Cheminer... Les yeux au sol ou le nez au vent. La tête à la renverse, boire la pluie. Vers l'horizon, lambiner un peu ou avancer d'un bon pas. Tant bien que vaille. Métaphore connue de la vie que celle du chemin. Les chanceux ou les insouciants ont la foulée légère, joyeuse ; les meurtris marchent de guingois et chaque pas leur coûtent. Mais le chemin, les marcheurs le savent, est élastique. Celui parti le plus tôt, à cette heure du jour où la terre fusionne avec le ciel, n'est pas forcément celui qui rejoindra l'étape le premier. Il sera dépassé plusieurs fois. La fatigue le terrassera. Désespéré, il pensera parfois s'être égaré. Ses chemins de traverse et sa lenteur seront salvateurs. Lui se trouvera, quand les pressés n'auront rien vu, rien compris ; ni la puissance mystérieuse des contrées qu'ils traversaient, ni cet arbre dont le feuillage miroitait dans le soleil et qui leur faisait signe.
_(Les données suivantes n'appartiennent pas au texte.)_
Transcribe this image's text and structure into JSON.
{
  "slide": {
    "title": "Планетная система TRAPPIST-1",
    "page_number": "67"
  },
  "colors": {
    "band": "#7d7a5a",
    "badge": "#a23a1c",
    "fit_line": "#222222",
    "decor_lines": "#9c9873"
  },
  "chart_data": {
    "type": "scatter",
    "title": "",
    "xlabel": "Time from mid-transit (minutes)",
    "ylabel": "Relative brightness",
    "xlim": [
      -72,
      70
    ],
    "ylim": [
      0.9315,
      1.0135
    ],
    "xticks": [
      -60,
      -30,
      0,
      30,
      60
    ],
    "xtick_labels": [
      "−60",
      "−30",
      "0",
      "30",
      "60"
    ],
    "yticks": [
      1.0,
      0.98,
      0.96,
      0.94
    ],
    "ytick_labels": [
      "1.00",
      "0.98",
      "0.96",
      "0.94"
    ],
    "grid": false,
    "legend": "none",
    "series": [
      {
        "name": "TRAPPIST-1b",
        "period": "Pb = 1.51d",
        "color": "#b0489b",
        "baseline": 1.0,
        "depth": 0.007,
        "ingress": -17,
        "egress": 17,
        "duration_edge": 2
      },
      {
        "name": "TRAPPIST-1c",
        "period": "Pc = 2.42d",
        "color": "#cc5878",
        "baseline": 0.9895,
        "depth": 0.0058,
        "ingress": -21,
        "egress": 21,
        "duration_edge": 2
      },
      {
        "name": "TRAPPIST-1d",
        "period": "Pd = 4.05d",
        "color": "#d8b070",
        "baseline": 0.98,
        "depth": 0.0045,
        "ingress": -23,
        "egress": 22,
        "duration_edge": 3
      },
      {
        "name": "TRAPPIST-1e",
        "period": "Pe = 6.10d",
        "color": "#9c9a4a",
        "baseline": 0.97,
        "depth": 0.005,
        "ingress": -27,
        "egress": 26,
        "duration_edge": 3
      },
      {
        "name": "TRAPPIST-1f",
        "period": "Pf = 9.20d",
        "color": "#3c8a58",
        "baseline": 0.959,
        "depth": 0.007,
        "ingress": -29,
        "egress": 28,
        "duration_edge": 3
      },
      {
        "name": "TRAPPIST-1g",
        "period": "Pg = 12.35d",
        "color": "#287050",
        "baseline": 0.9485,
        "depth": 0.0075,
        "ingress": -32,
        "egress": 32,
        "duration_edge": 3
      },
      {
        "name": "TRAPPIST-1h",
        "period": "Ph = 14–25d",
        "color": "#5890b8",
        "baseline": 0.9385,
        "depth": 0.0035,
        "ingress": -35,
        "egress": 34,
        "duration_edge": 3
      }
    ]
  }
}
Un chemin, parmi tous, mène à Rome. Il part de Canterbury et traverse tranquillement la France et l'Italie. C'est la via Francigena. Il cammino, disent les Italiens. Chemin solaire parsemé d'oliviers argentés, de vignes et de cyprès dressés comme des cierges à l'horizon. Les zones les plus sauvages abritent encore de vieux châtaigniers aux racines extravagantes, au tour de taille généreux qui rempliront d’allégresse les adeptes du tree hugging. San Vivaldo et les ermites du XIVème siècle choisissaient de vivre dans leur creux, et à l'abri de leur gangue végétale, méditaient sur l'Arbre de la Vie et sur le premier homme, pétri d'argile, venu de la terre.
Soudain, nous nous arrêtons devant certains arbres, éblouis. Et nous aimerions nous mettre à genoux.